Players 1 and 2 are bargaining over how to split $\$10$. Each player names an amount $s_i$, between 0 and 10 for herself. These numbers do not have to be in whole dollar units. The choices are made simultaneously. Each player's payoff is equal to her own money payoff. In all the cases below, if $s_1+s_2\leq 10$, then the players get the amounts they named (and the remainder is destroyed).
(a) In the first case, if $s_1+s_2 >10$, then both players get zero and the money is destroyed.
(b) In the second case, if $s_1+s_2 >10$ and the amounts named are different, then the person who names the smaller amount gets that amount and the other person gets the remaining money.
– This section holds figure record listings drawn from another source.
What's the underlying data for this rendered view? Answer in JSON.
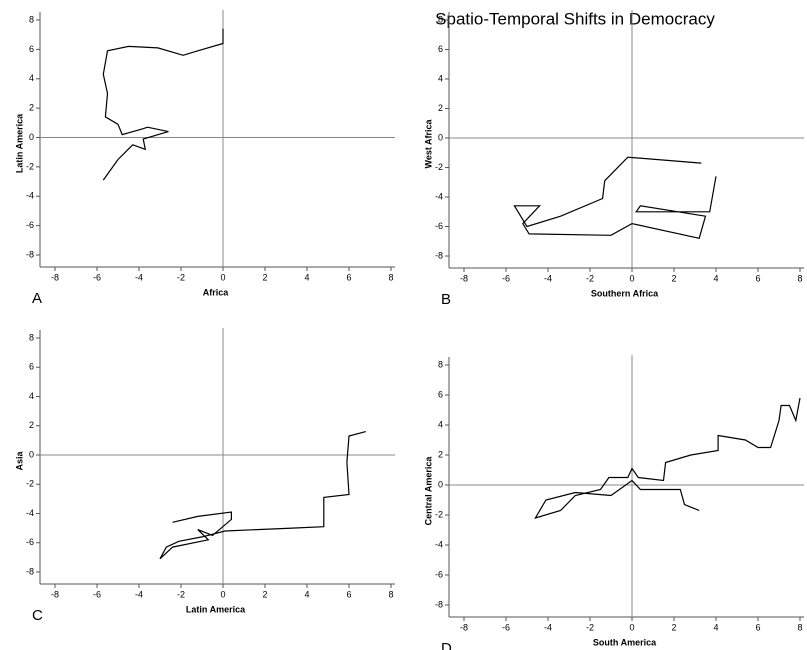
{
  "title": "Spatio-Temporal Shifts in Democracy",
  "chart_data": [
    {
      "type": "line",
      "label": "A",
      "xlabel": "Africa",
      "ylabel": "Latin America",
      "xlim": [
        -8,
        8
      ],
      "ylim": [
        -8,
        8
      ],
      "xticks": [
        -8,
        -6,
        -4,
        -2,
        0,
        2,
        4,
        6,
        8
      ],
      "yticks": [
        -8,
        -6,
        -4,
        -2,
        0,
        2,
        4,
        6,
        8
      ],
      "color": "#000000",
      "x": [
        0,
        0,
        -1.2,
        -1.9,
        -3.1,
        -4.5,
        -5.5,
        -5.7,
        -5.5,
        -5.6,
        -5.0,
        -4.8,
        -3.8,
        -3.6,
        -2.6,
        -3.8,
        -3.7,
        -4.3,
        -5.0,
        -5.7
      ],
      "values": [
        7.4,
        6.4,
        5.9,
        5.6,
        6.1,
        6.2,
        5.9,
        4.3,
        3.0,
        1.4,
        0.9,
        0.2,
        0.6,
        0.7,
        0.4,
        -0.1,
        -0.8,
        -0.5,
        -1.5,
        -2.9
      ]
    },
    {
      "type": "line",
      "label": "B",
      "xlabel": "Southern Africa",
      "ylabel": "West Africa",
      "xlim": [
        -8,
        8
      ],
      "ylim": [
        -8,
        8
      ],
      "xticks": [
        -8,
        -6,
        -4,
        -2,
        0,
        2,
        4,
        6,
        8
      ],
      "yticks": [
        -8,
        -6,
        -4,
        -2,
        0,
        2,
        4,
        6,
        8
      ],
      "color": "#000000",
      "x": [
        3.3,
        -0.2,
        -1.3,
        -1.4,
        -3.4,
        -5.0,
        -5.6,
        -4.4,
        -5.2,
        -4.9,
        -1.0,
        0,
        3.2,
        3.5,
        0.4,
        0.2,
        3.7,
        4.0
      ],
      "values": [
        -1.7,
        -1.3,
        -2.9,
        -4.1,
        -5.3,
        -6.0,
        -4.6,
        -4.6,
        -5.8,
        -6.5,
        -6.6,
        -5.8,
        -6.8,
        -5.3,
        -4.6,
        -5.0,
        -5.0,
        -2.6
      ]
    },
    {
      "type": "line",
      "label": "C",
      "xlabel": "Latin America",
      "ylabel": "Asia",
      "xlim": [
        -8,
        8
      ],
      "ylim": [
        -8,
        8
      ],
      "xticks": [
        -8,
        -6,
        -4,
        -2,
        0,
        2,
        4,
        6,
        8
      ],
      "yticks": [
        -8,
        -6,
        -4,
        -2,
        0,
        2,
        4,
        6,
        8
      ],
      "color": "#000000",
      "x": [
        6.8,
        6.0,
        5.9,
        6.0,
        4.8,
        4.8,
        3.3,
        0.1,
        -1.0,
        -2.1,
        -2.7,
        -3.0,
        -2.4,
        -0.7,
        -1.2,
        -0.5,
        0.4,
        0.4,
        -1.2,
        -2.4
      ],
      "values": [
        1.6,
        1.3,
        -0.5,
        -2.7,
        -2.9,
        -4.9,
        -5.0,
        -5.2,
        -5.6,
        -5.9,
        -6.3,
        -7.1,
        -6.3,
        -5.8,
        -5.1,
        -5.5,
        -4.4,
        -3.9,
        -4.2,
        -4.6
      ]
    },
    {
      "type": "line",
      "label": "D",
      "xlabel": "South America",
      "ylabel": "Central America",
      "xlim": [
        -8,
        8
      ],
      "ylim": [
        -8,
        8
      ],
      "xticks": [
        -8,
        -6,
        -4,
        -2,
        0,
        2,
        4,
        6,
        8
      ],
      "yticks": [
        -8,
        -6,
        -4,
        -2,
        0,
        2,
        4,
        6,
        8
      ],
      "color": "#000000",
      "x": [
        8.0,
        7.8,
        7.5,
        7.1,
        7.0,
        6.6,
        6.0,
        5.4,
        4.1,
        4.1,
        2.8,
        1.6,
        1.5,
        0.3,
        0,
        -0.2,
        -1.1,
        -1.5,
        -2.7,
        -3.4,
        -4.6,
        -4.1,
        -2.7,
        -1.0,
        0,
        0.4,
        2.3,
        2.5,
        3.2
      ],
      "values": [
        5.8,
        4.3,
        5.3,
        5.3,
        4.3,
        2.5,
        2.5,
        3.0,
        3.3,
        2.3,
        2.0,
        1.5,
        0.3,
        0.5,
        1.1,
        0.5,
        0.5,
        -0.3,
        -0.7,
        -1.7,
        -2.2,
        -1.0,
        -0.5,
        -0.7,
        0.3,
        -0.3,
        -0.3,
        -1.3,
        -1.7
      ]
    }
  ]
}
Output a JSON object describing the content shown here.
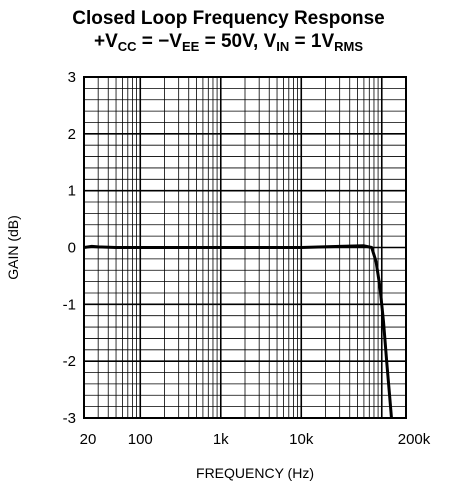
{
  "title": {
    "line1": "Closed Loop Frequency Response",
    "plus": "+",
    "v": "V",
    "cc": "CC",
    "mid": " = −V",
    "ee": "EE",
    "eq": " = 50V, V",
    "in": "IN",
    "eq2": " = 1V",
    "rms": "RMS"
  },
  "chart_data": {
    "type": "line",
    "xlabel": "FREQUENCY (Hz)",
    "ylabel": "GAIN (dB)",
    "xscale": "log",
    "xlim": [
      20,
      200000
    ],
    "ylim": [
      -3,
      3
    ],
    "x_ticks": [
      {
        "value": 20,
        "label": "20"
      },
      {
        "value": 100,
        "label": "100"
      },
      {
        "value": 1000,
        "label": "1k"
      },
      {
        "value": 10000,
        "label": "10k"
      },
      {
        "value": 200000,
        "label": "200k"
      }
    ],
    "y_ticks": [
      {
        "value": 3,
        "label": "3"
      },
      {
        "value": 2,
        "label": "2"
      },
      {
        "value": 1,
        "label": "1"
      },
      {
        "value": 0,
        "label": "0"
      },
      {
        "value": -1,
        "label": "-1"
      },
      {
        "value": -2,
        "label": "-2"
      },
      {
        "value": -3,
        "label": "-3"
      }
    ],
    "grid": true,
    "series": [
      {
        "points": [
          [
            20,
            0.0
          ],
          [
            25,
            0.02
          ],
          [
            30,
            0.01
          ],
          [
            50,
            0.0
          ],
          [
            100,
            0.0
          ],
          [
            1000,
            0.0
          ],
          [
            10000,
            0.0
          ],
          [
            30000,
            0.02
          ],
          [
            60000,
            0.03
          ],
          [
            75000,
            0.0
          ],
          [
            85000,
            -0.25
          ],
          [
            95000,
            -0.7
          ],
          [
            105000,
            -1.3
          ],
          [
            115000,
            -2.0
          ],
          [
            125000,
            -2.6
          ],
          [
            132000,
            -3.0
          ]
        ]
      }
    ]
  }
}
If $s_1+s_2 >10$ and $s_1=s_2$, then both players get $\$5$.
(c) In the third case, the games (a) and (b) must be played such that only integer dollar amounts can be named by both players.
Determine the pure strategy Nash Equilibria for all games (a) – (c).
I'm pretty sure I've figured out (a), noting that if player 2 chooses a strategy such that $0 \leq s_2 < 10$, the best response of player 1 is $BR_1(s_2) = 10- s_2$. If $s_2 = 10$, then $BR_1(s_2) = [0,10]$ since the payoff is $0$ regardless. The same holds for player 2. The Nash Equilibria is the intersection of the BR lines, and occur at $(10,10)$ and the line $s_1+s_2=10$.
For (b), my thought is that if player 2 chooses $s_2 \leq 5$, then $BR_1(s_2) = 10-s_2$ as in (a). However, if $s_2 > 5$, I feel that $BR_1(s_2) = s_2 -\epsilon$ for some very small $\epsilon >0$. This way, the total amount will be over $\$10$, but player 1 will have the smaller amount and thus get his money. However, I'm not sure if this is right or how to find the Nash Equilibrium in this case. Any help would be greatly appreciated.
Best Answer
This was just bumped to the homepage by Community ♦ because it had only unvoted answers. Since it turns out that these were wrong, here's a new one:
In (b), every strategy below $\$5$ is strictly dominated by $\$5$, since that always wins exactly $\$5$ independent of the other player's strategy.
On the other hand, no strategy above $\$5$ has a best response. If $s_1\gt5$, then if $s_2\ge s_1$, Player $2$ can improve by switching to $s_2=s_1-\epsilon$; whereas if $s_2\lt s_1$, Player $2$ can improve by switching to $\frac{s_1+s_2}2$.
Thus the only pure-strategy Nash equilibrium is $(5,5)$, where deviating in either direction reduces the payoff.